Washington. Seit langem angedroht und nun Realität: Zehntausende Honduraner
verlieren ihren vorübergehenden Schutzstatus (Temporary Protected Status, TPS) in den USA. Laut der
Bekanntgabe
von US-Heimatschutzministerin Kirstjen Nielsen vom 4. Mai haben die
rund 57.000 Betroffenen nun 18 Monate Zeit das Land freiwillig zu
verlassen. Andernfalls droht ihnen danach die Abschiebung in ihr
Herkunftsland. Viele der Betroffenen leben bereits seit Jahren in den
USA und haben dort eine feste Arbeitsstelle und Familien.
Das TPS-Programm
erlaubte
Menschen in den USA zu leben und zu arbeiten, wenn sie aus von schweren
Krisen betroffenen Ländern kommen. Honduras fiel darunter, als 1998
Hurrikan Mitch das Land verwüstete und in seiner Entwicklung extrem
zurückwarf. Nielsen argumentiert nun, dass die aktuellen Voraussetzungen
in Honduras die Aufhebung des Schutzstatus' erlauben. Damit bezieht sie
sich auf die Folgen des Hurrikans, ignoriert jedoch die politische
Instabilität und steigende Kriminalität im Land.
Mit dem von den USA
geduldeten Putsch
gegen den demokratisch gewählten fortschrittlichen Präsidenten Manuel
Zelaya im Jahr 2009 begann eine politische Abwärtsspirale und stürzte
das Land in eine tiefe Krise. Gerade die Präsidentschaftswahlen im
vergangenen November offenbarten dies wieder deutlich: der alte und nun
wieder eingesetzte Präsident Juan Orlando Hernández konnte sein Amt wohl
nur durch Wahlbetrug halten. Anhaltende Proteste und massive Repression
sind die Folge. Dazu kommen Korruption auf Regierungsebene,
florierender Drogenhandel und damit verbunden die drastische Zunahme von
Bandenkriminalität. Verfolgung, Einschüchterungen und Morde an
Aktivisten sozialer Bewegungen, Menschenrechtsverteidigern und
Journalisten und eine weitgehende Straflosigkeit sind an der
Tagesordnung. Jüngstes Beispiel ist die Ermordung des
Menschenrechtsanwalts Carlos Hernández am 4. April.
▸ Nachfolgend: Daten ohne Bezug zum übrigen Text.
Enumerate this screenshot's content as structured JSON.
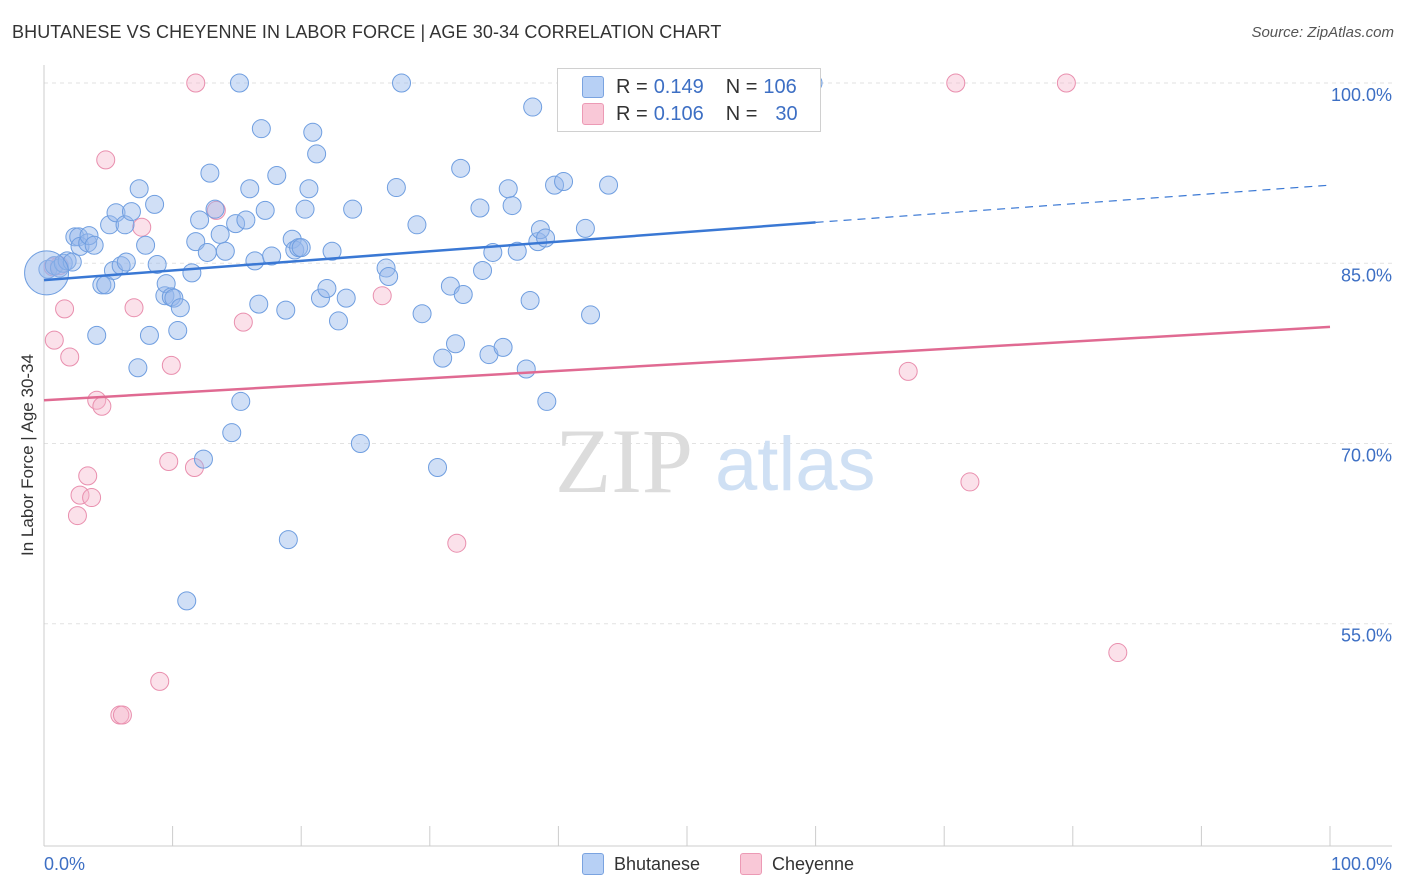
{
  "title": "BHUTANESE VS CHEYENNE IN LABOR FORCE | AGE 30-34 CORRELATION CHART",
  "source": "Source: ZipAtlas.com",
  "watermark": {
    "zip": "ZIP",
    "atlas": "atlas"
  },
  "legend": {
    "r_label": "R =",
    "n_label": "N =",
    "bhutanese": {
      "r": "0.149",
      "n": "106"
    },
    "cheyenne": {
      "r": "0.106",
      "n": "30"
    }
  },
  "chart_data": {
    "type": "scatter",
    "title": "BHUTANESE VS CHEYENNE IN LABOR FORCE | AGE 30-34 CORRELATION CHART",
    "xlabel": "",
    "ylabel": "In Labor Force | Age 30-34",
    "xlim": [
      0,
      100
    ],
    "ylim": [
      36.5,
      101.5
    ],
    "x_tick_labels": [
      {
        "value": 0,
        "label": "0.0%"
      },
      {
        "value": 100,
        "label": "100.0%"
      }
    ],
    "y_tick_labels": [
      {
        "value": 100,
        "label": "100.0%"
      },
      {
        "value": 85,
        "label": "85.0%"
      },
      {
        "value": 70,
        "label": "70.0%"
      },
      {
        "value": 55,
        "label": "55.0%"
      }
    ],
    "y_gridlines": [
      100,
      85,
      70,
      55
    ],
    "legend_position": "top-center",
    "colors": {
      "bhutanese": "#a9c6f2",
      "bhutanese_line": "#3a78d4",
      "cheyenne": "#f5b8cb",
      "cheyenne_line": "#e06a92"
    },
    "series": [
      {
        "name": "Bhutanese",
        "trend": {
          "x0": 0,
          "y0": 83.6,
          "x1": 60,
          "y1": 88.4,
          "dashed_to_x": 100,
          "dashed_to_y": 91.5
        },
        "points": [
          [
            0.3,
            84.5
          ],
          [
            0.8,
            84.8
          ],
          [
            1.2,
            84.6
          ],
          [
            1.5,
            85.0
          ],
          [
            1.8,
            85.2
          ],
          [
            2.2,
            85.1
          ],
          [
            2.4,
            87.2
          ],
          [
            2.7,
            87.2
          ],
          [
            2.8,
            86.4
          ],
          [
            3.4,
            86.7
          ],
          [
            3.5,
            87.3
          ],
          [
            3.9,
            86.5
          ],
          [
            4.1,
            79.0
          ],
          [
            4.5,
            83.2
          ],
          [
            4.8,
            83.2
          ],
          [
            5.1,
            88.2
          ],
          [
            5.4,
            84.4
          ],
          [
            5.6,
            89.2
          ],
          [
            6.0,
            84.8
          ],
          [
            6.3,
            88.2
          ],
          [
            6.4,
            85.1
          ],
          [
            6.8,
            89.3
          ],
          [
            7.3,
            76.3
          ],
          [
            7.4,
            91.2
          ],
          [
            7.9,
            86.5
          ],
          [
            8.2,
            79.0
          ],
          [
            8.6,
            89.9
          ],
          [
            8.8,
            84.9
          ],
          [
            9.4,
            82.3
          ],
          [
            9.5,
            83.3
          ],
          [
            9.9,
            82.2
          ],
          [
            10.1,
            82.1
          ],
          [
            10.4,
            79.4
          ],
          [
            10.6,
            81.3
          ],
          [
            11.1,
            56.9
          ],
          [
            11.5,
            84.2
          ],
          [
            11.8,
            86.8
          ],
          [
            12.1,
            88.6
          ],
          [
            12.4,
            68.7
          ],
          [
            12.7,
            85.9
          ],
          [
            12.9,
            92.5
          ],
          [
            13.3,
            89.5
          ],
          [
            13.7,
            87.4
          ],
          [
            14.1,
            86.0
          ],
          [
            14.6,
            70.9
          ],
          [
            14.9,
            88.3
          ],
          [
            15.3,
            73.5
          ],
          [
            15.7,
            88.6
          ],
          [
            16.0,
            91.2
          ],
          [
            16.4,
            85.2
          ],
          [
            16.7,
            81.6
          ],
          [
            16.9,
            96.2
          ],
          [
            17.2,
            89.4
          ],
          [
            17.7,
            85.6
          ],
          [
            18.1,
            92.3
          ],
          [
            18.8,
            81.1
          ],
          [
            19.3,
            87.0
          ],
          [
            19.5,
            86.1
          ],
          [
            19.8,
            86.3
          ],
          [
            19.0,
            62.0
          ],
          [
            20.0,
            86.3
          ],
          [
            20.3,
            89.5
          ],
          [
            20.6,
            91.2
          ],
          [
            20.9,
            95.9
          ],
          [
            21.2,
            94.1
          ],
          [
            21.5,
            82.1
          ],
          [
            22.0,
            82.9
          ],
          [
            22.4,
            86.0
          ],
          [
            22.9,
            80.2
          ],
          [
            23.5,
            82.1
          ],
          [
            24.0,
            89.5
          ],
          [
            24.6,
            70.0
          ],
          [
            26.6,
            84.6
          ],
          [
            26.8,
            83.9
          ],
          [
            27.4,
            91.3
          ],
          [
            29.0,
            88.2
          ],
          [
            29.4,
            80.8
          ],
          [
            30.6,
            68.0
          ],
          [
            31.0,
            77.1
          ],
          [
            31.6,
            83.1
          ],
          [
            32.0,
            78.3
          ],
          [
            32.4,
            92.9
          ],
          [
            32.6,
            82.4
          ],
          [
            33.9,
            89.6
          ],
          [
            34.1,
            84.4
          ],
          [
            34.6,
            77.4
          ],
          [
            34.9,
            85.9
          ],
          [
            35.7,
            78.0
          ],
          [
            36.1,
            91.2
          ],
          [
            36.4,
            89.8
          ],
          [
            36.8,
            86.0
          ],
          [
            37.5,
            76.2
          ],
          [
            37.8,
            81.9
          ],
          [
            38.0,
            98.0
          ],
          [
            38.4,
            86.8
          ],
          [
            38.6,
            87.8
          ],
          [
            39.0,
            87.1
          ],
          [
            39.1,
            73.5
          ],
          [
            39.7,
            91.5
          ],
          [
            40.4,
            91.8
          ],
          [
            42.1,
            87.9
          ],
          [
            42.5,
            80.7
          ],
          [
            43.9,
            91.5
          ],
          [
            15.2,
            100.0
          ],
          [
            27.8,
            100.0
          ],
          [
            59.8,
            100.0
          ]
        ]
      },
      {
        "name": "Cheyenne",
        "trend": {
          "x0": 0,
          "y0": 73.6,
          "x1": 100,
          "y1": 79.7
        },
        "points": [
          [
            0.7,
            84.7
          ],
          [
            0.8,
            78.6
          ],
          [
            1.6,
            81.2
          ],
          [
            2.0,
            77.2
          ],
          [
            3.4,
            67.3
          ],
          [
            2.6,
            64.0
          ],
          [
            2.8,
            65.7
          ],
          [
            3.7,
            65.5
          ],
          [
            4.1,
            73.6
          ],
          [
            4.5,
            73.1
          ],
          [
            4.8,
            93.6
          ],
          [
            5.9,
            47.4
          ],
          [
            6.1,
            47.4
          ],
          [
            7.0,
            81.3
          ],
          [
            7.6,
            88.0
          ],
          [
            9.0,
            50.2
          ],
          [
            9.7,
            68.5
          ],
          [
            9.9,
            76.5
          ],
          [
            11.7,
            68.0
          ],
          [
            13.4,
            89.4
          ],
          [
            15.5,
            80.1
          ],
          [
            11.8,
            100.0
          ],
          [
            26.3,
            82.3
          ],
          [
            32.1,
            61.7
          ],
          [
            67.2,
            76.0
          ],
          [
            70.9,
            100.0
          ],
          [
            72.0,
            66.8
          ],
          [
            79.5,
            100.0
          ],
          [
            83.5,
            52.6
          ],
          [
            1.2,
            84.8
          ]
        ]
      }
    ]
  }
}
Nach dem Global Peace Index 2017
zählt
Honduras mit zu den unsichersten Ländern der Welt und wurde 2016
innerhalb eines unabhängigen Rechtsstaatlichkeitsindexes neben El
Salvador als eine der tödlichsten Regionen außerhalb von
Konfliktgebieten
eingestuft, Auch das scheinen für die US-Regierung keine Gründe zur Aufrechterhaltung des TPS zu sein.
Die schwierige Lage schlägt sich auch im Anstieg der Asylanträge nieder. Laut dem Flüchtlingshilfswerk der Vereinten Nationen
versuchten allein im Jahr 2016 rund 19.500 Honduraner in den USA Asyl zu bekommen.
Die Regierung von Honduras
bedauerte
indes die Entscheidung Washingtons und kündigte eine diplomatische
Offensive an, um den Aufenthaltsstatus der betroffenen Honduraner zu
regulieren. Migrantenorganisationen wie das Centro Presente in Boston
halten
es jedoch für äußerst schwierig, Alternativen für die Regulierung des
Aufenthaltsstatus zu finden und sehen den Beschluss als Teil eines
Planes zur weiteren Kriminalisierung von Migranten in den USA. Parteien
der honduranischen Opposition forderten im Kongress Konsequenzen und
sprachen sich unter anderem im Gegenzug für die Schließung von
US-Militärbasen in Honduras aus.
In den USA leben mehr als 1,1 Millionen honduranische Migranten, die
jährlich mehr als 4,2 Milliarden US-Dollar an ihre Familien senden. Das
macht fast ein Viertel des Bruttoinlandsproduktes von Honduras aus.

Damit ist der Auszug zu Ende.